Jacob Zuma’s presidency was the most corrupt in South Africa’s history. And that is including the apartheid regimes. There were lavish renovations to his personal homes at public expense. There were questionable state contracts.

By the end of his rule, South Africans were referring to the endemic corruption as state capture. In other words, key state organs had been repurposed to facilitate theft.

Madagascar’s status as one of the poorest countries in the world is not wholly attributable to the regime of Rajoelina. Every regime since independence has contributed towards that dubious distinction. But you would expect Rajoelina’s regime to be making up for lost development time. Instead, the regime continues with that rich tradition of neglect and corruption.

Guinea was ravaged by ex-dictator Sekou Toure. But as with the case of Madagascar, those who came after him seem totally incapable of extricating the country from the grips of extreme poverty and decay. Alpha Conde is equally inept.
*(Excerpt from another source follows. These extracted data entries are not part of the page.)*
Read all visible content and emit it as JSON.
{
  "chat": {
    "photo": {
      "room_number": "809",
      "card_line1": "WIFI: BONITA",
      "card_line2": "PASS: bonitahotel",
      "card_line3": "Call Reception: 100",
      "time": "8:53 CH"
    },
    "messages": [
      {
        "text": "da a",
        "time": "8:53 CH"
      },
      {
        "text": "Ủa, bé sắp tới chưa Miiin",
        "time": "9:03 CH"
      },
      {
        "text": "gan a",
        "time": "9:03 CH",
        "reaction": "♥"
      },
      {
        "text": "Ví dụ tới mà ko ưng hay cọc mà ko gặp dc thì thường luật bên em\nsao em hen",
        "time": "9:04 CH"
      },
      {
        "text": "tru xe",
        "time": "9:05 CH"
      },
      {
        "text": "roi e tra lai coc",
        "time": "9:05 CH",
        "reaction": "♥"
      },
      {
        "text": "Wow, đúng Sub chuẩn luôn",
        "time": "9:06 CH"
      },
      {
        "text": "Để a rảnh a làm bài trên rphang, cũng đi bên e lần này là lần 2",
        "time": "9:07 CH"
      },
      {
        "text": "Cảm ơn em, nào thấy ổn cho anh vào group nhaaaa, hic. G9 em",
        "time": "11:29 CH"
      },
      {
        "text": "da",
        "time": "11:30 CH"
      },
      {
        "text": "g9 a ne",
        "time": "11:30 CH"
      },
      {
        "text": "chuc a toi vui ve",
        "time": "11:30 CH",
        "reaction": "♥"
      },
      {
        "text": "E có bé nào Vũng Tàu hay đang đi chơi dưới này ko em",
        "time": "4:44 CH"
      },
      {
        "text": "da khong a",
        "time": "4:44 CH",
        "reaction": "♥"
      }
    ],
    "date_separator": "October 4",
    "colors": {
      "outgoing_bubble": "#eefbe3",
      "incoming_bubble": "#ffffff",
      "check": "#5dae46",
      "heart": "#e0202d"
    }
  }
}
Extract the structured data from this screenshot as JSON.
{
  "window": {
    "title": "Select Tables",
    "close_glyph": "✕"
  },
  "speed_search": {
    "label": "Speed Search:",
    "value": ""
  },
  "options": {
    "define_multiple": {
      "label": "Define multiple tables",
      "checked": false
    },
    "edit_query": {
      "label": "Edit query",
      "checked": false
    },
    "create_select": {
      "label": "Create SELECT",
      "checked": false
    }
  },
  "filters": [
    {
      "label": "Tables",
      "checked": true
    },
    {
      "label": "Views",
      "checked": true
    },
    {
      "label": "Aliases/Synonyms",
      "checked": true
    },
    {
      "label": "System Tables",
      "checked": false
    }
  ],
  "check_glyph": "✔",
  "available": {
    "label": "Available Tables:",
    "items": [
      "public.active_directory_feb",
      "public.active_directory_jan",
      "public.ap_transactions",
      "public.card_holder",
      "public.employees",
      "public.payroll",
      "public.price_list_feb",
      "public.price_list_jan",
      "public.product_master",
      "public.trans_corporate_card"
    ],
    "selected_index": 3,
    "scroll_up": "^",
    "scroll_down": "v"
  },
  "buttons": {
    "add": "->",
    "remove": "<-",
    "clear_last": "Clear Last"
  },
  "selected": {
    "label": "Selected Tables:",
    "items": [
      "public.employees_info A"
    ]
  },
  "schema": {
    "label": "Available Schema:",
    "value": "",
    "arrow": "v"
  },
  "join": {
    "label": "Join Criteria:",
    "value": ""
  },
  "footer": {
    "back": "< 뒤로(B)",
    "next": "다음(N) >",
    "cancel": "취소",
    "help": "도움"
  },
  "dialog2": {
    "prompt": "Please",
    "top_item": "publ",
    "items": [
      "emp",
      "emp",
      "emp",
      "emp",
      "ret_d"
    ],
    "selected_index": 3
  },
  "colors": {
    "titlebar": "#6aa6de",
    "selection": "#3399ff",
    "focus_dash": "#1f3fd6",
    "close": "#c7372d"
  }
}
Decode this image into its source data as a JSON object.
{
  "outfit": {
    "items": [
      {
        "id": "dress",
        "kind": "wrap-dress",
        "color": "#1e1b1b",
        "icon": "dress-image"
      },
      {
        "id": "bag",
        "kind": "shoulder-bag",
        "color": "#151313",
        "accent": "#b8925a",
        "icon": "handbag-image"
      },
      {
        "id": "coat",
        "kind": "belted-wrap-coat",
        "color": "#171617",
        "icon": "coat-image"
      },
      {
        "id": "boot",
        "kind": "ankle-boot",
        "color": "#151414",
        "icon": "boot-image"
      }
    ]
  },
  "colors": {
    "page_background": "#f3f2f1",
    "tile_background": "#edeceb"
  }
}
Do we really expect regimes headed by self-acclaimed quacks to make progress? Why does the world engage with them as if they were rational and bona fide custodians and drivers of democracy and progress?

Surely, the mentality that hawks potentially dangerous concoctions and quack remedies to impoverished citizens cannot be moral or rational enough to devise and oversee strategies for societal renewal.

Those in Africa and the West who roll out the red carpet for these quacks are their accomplices in the impoverishment of their countries. The world would not expect Asterix to run a country, so why does it expect real life cartoons to?

Tee Ngugi is a Nairobi-based political commentator.